China blames United States for trade frictions,says negotiations now impossible

Trump Proposes $100 Billion in New Tariffs In a Potentially Serious Escalation of the Trade War With China

China's trade war advantage is a huge and increasingly sophisticated economy: Don Pittis

Stocks were trading lower in pre-market Friday on news that President Trump has asked US trade officials "to consider" an additional $100 billion in tariffs against China imports, on top of the $50 billion previously announced.

Xi said China would raise the foreign ownership limit in the automobile sector "as soon as possible" and push previously announced measures to open the financial sector.

Pledging a "new phase of opening up", Xi told an economic forum on the southern island of Hainan that Beijing "does not seek a trade surplus" and hopes to increase imports.

His comments follow a week of escalating tariff threats sparked by us frustration with China's trade and intellectual property policies.

China said on Monday it opposed the United States selling weapons to Taiwan, after the Trump administration approved the marketing licence required for USA manufacturers to sell technology to Taiwan that would allow for building submarines.

THE QUOTE: "Market nerves over trade tensions have seemingly calmed down, given that Trump has sounded optimistic on the prospects of a trade deal with China, notwithstanding Chinese protestations", said Chang Wei Liang, analyst at Mizuho Bank.

Those factors also left the speech falling short of its billing by Chinese officials, who had said Mr.

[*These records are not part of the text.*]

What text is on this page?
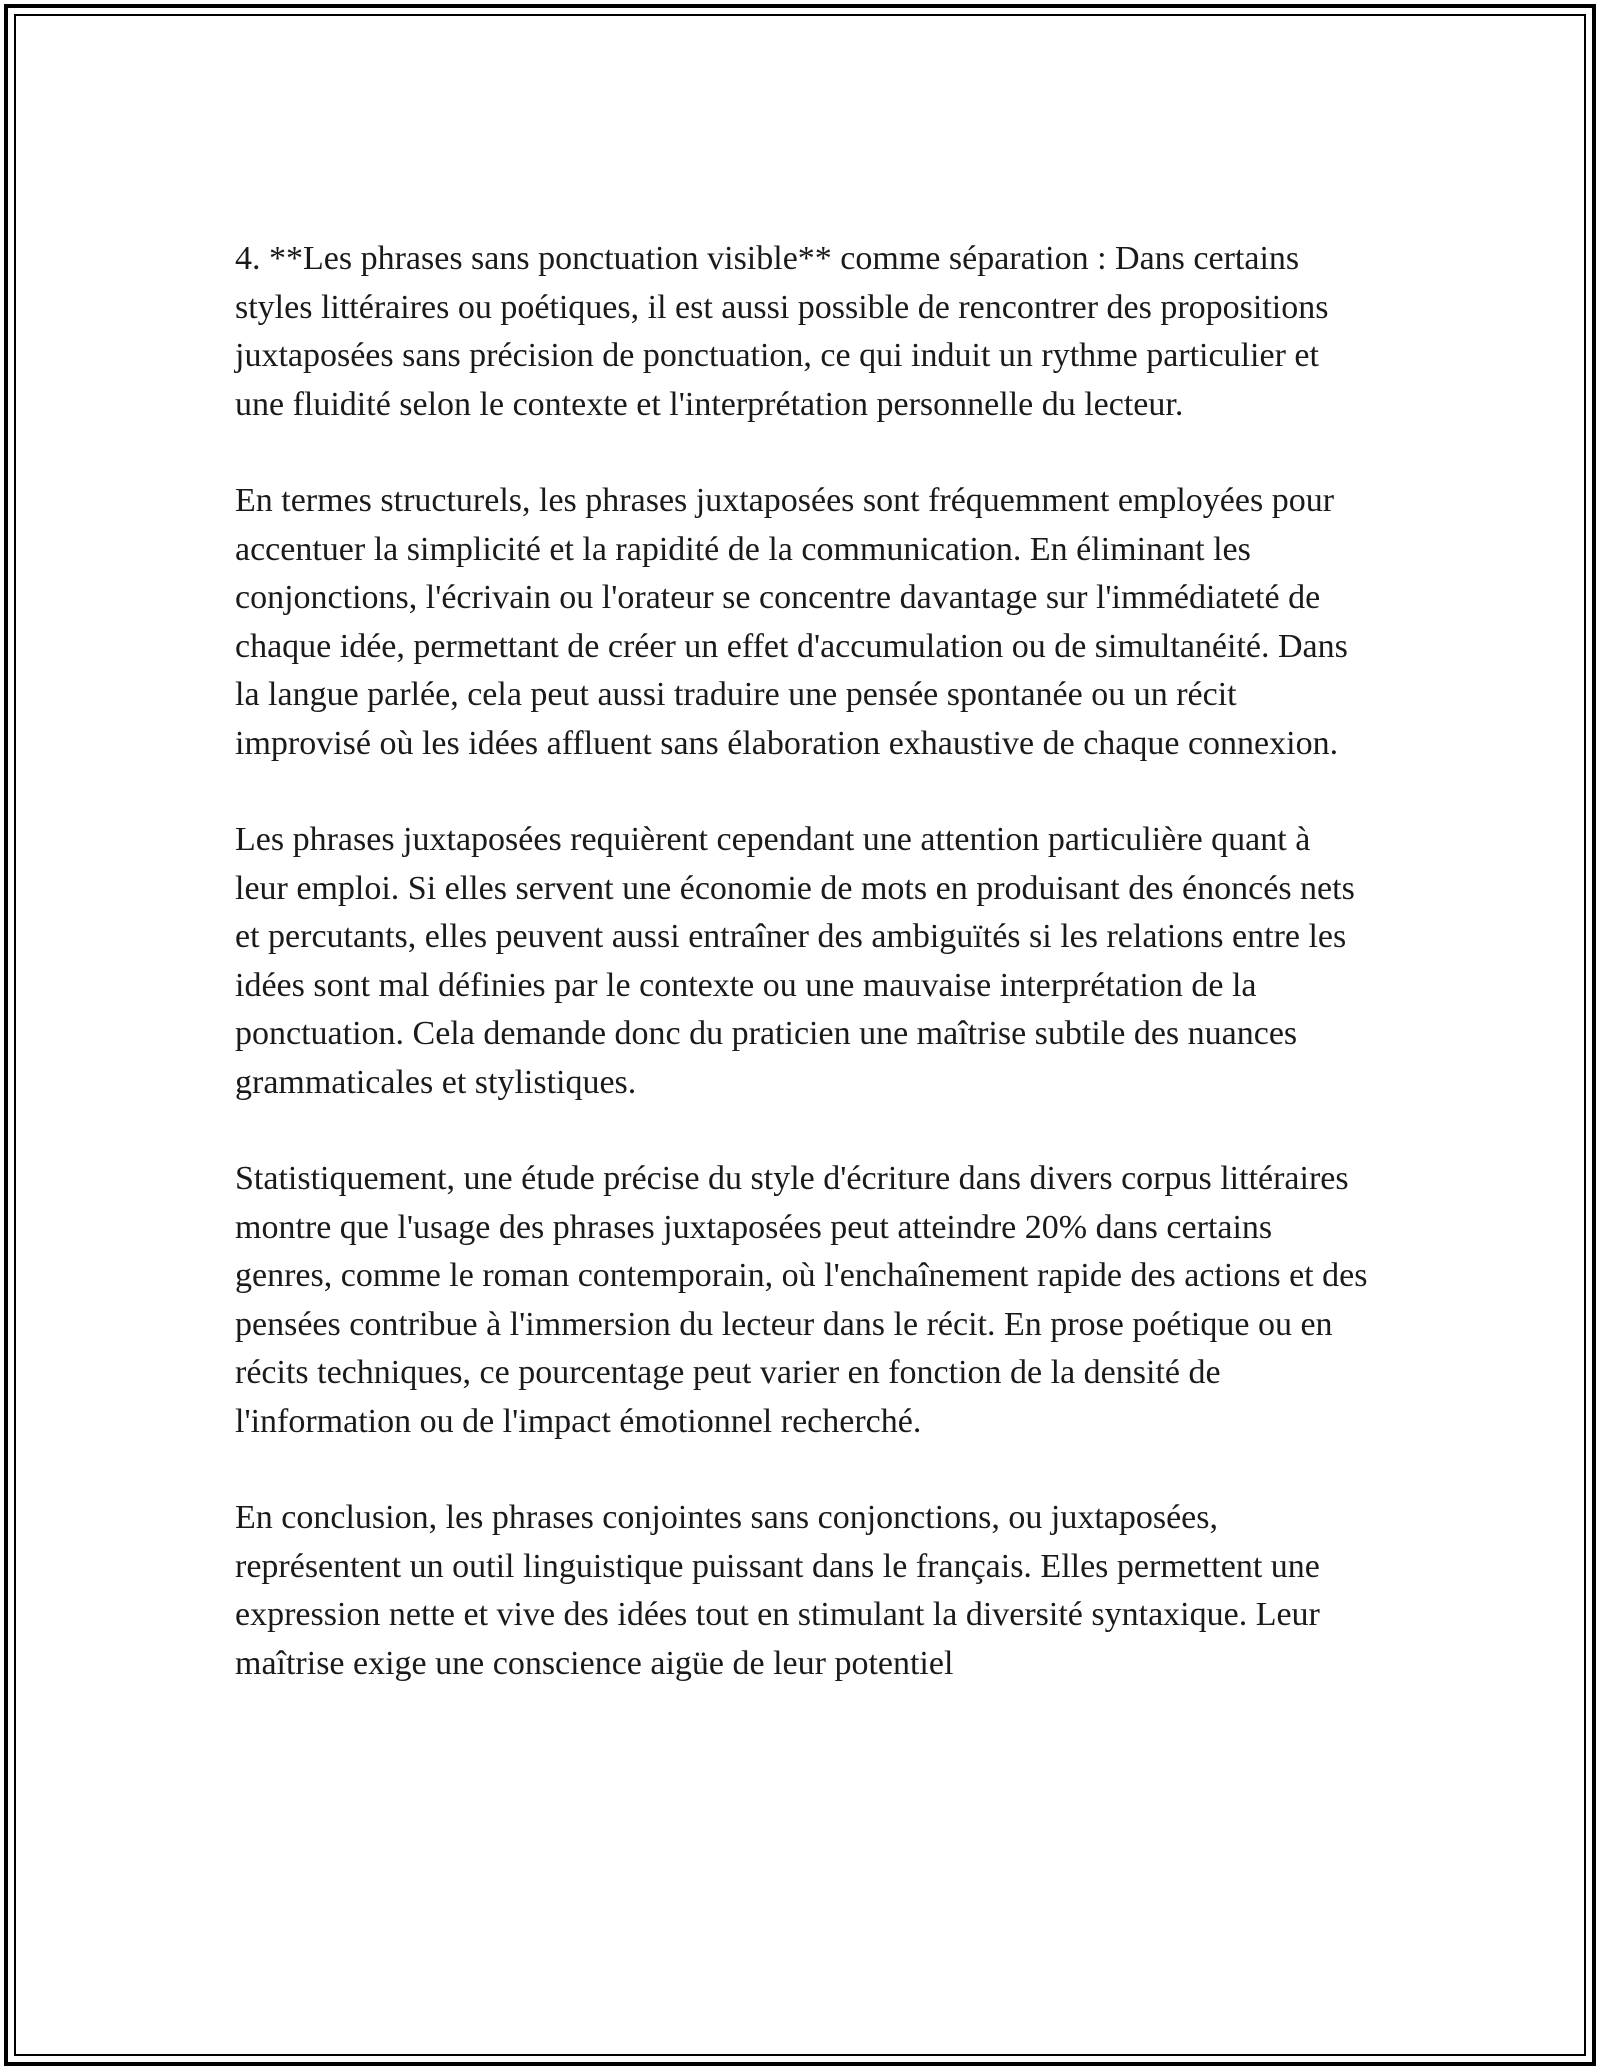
4. **Les phrases sans ponctuation visible** comme séparation : Dans certains styles littéraires ou poétiques, il est aussi possible de rencontrer des propositions juxtaposées sans précision de ponctuation, ce qui induit un rythme particulier et une fluidité selon le contexte et l'interprétation personnelle du lecteur.

En termes structurels, les phrases juxtaposées sont fréquemment employées pour accentuer la simplicité et la rapidité de la communication. En éliminant les conjonctions, l'écrivain ou l'orateur se concentre davantage sur l'immédiateté de chaque idée, permettant de créer un effet d'accumulation ou de simultanéité. Dans la langue parlée, cela peut aussi traduire une pensée spontanée ou un récit improvisé où les idées affluent sans élaboration exhaustive de chaque connexion.

Les phrases juxtaposées requièrent cependant une attention particulière quant à leur emploi. Si elles servent une économie de mots en produisant des énoncés nets et percutants, elles peuvent aussi entraîner des ambiguïtés si les relations entre les idées sont mal définies par le contexte ou une mauvaise interprétation de la ponctuation. Cela demande donc du praticien une maîtrise subtile des nuances grammaticales et stylistiques.

Statistiquement, une étude précise du style d'écriture dans divers corpus littéraires montre que l'usage des phrases juxtaposées peut atteindre 20% dans certains genres, comme le roman contemporain, où l'enchaînement rapide des actions et des pensées contribue à l'immersion du lecteur dans le récit. En prose poétique ou en récits techniques, ce pourcentage peut varier en fonction de la densité de l'information ou de l'impact émotionnel recherché.

En conclusion, les phrases conjointes sans conjonctions, ou juxtaposées, représentent un outil linguistique puissant dans le français. Elles permettent une expression nette et vive des idées tout en stimulant la diversité syntaxique. Leur maîtrise exige une conscience aigüe de leur potentiel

Xi would offer up important policy changes in suitable commemoration of the launch of China's market-oriented reforms 40 years ago by former leader Deng Xiaoping.

Trump also said the U.S. is close to negotiating an update to the North American Free Trade Agreement.

The U.S. imported 58,000 passenger cars from China worth $1.5 billion previous year, according to the International Trade Administration, a federal agency within the Department of Commerce.

According to BlackRock: "Recent U.S. negotiating tactics have followed a consistent pattern: headline announcements spooking markets, followed by compromises and narrow implementation".

As of Friday, a representative from China's Ministry of Commerce and Trump's chief economic advisor Larry Kudlow, a former CNBC special contributor, said the two countries were not engaged in formal discussions on trade.

Fortunately, we could still avoid this needless and counterproductive trade war.

The businessman-turned-world leader today lashed out at tariffs placed on American cars sold in China, saying the current system levies a 2.5 per cent tariff on every Chinese vehicle imported to the us, while placing a 25 per cent duty on cars going the other way. Trump said in his tweet.

Amid widespread concern, and calls for restraint from USA businesses and farm states most vulnerable to Chinese retaliation, Trump said Friday the outcome would be worth the short-term risk.

Chinese officials deny foreign companies are compelled to hand over technology, but business groups say joint venture and licensing rules make that unavoidable.

Trump's hard line on China stems from the president's belief that current trade agreements put the Chinese at an unfair advantage.

"Bottom, line, this is part of a broader U.S". That's why whenever the USA initiates and/or China reacts on trade wars, not only the U.S. equity markets but also the global oil prices correct quite significantly.

However it added a full-blown trade war "would have a more pronounced effect".

Gao's comments came shortly after Trump defended his proposed tariffs, saying the move might cause "a little pain" but the United States would be better off in the long run.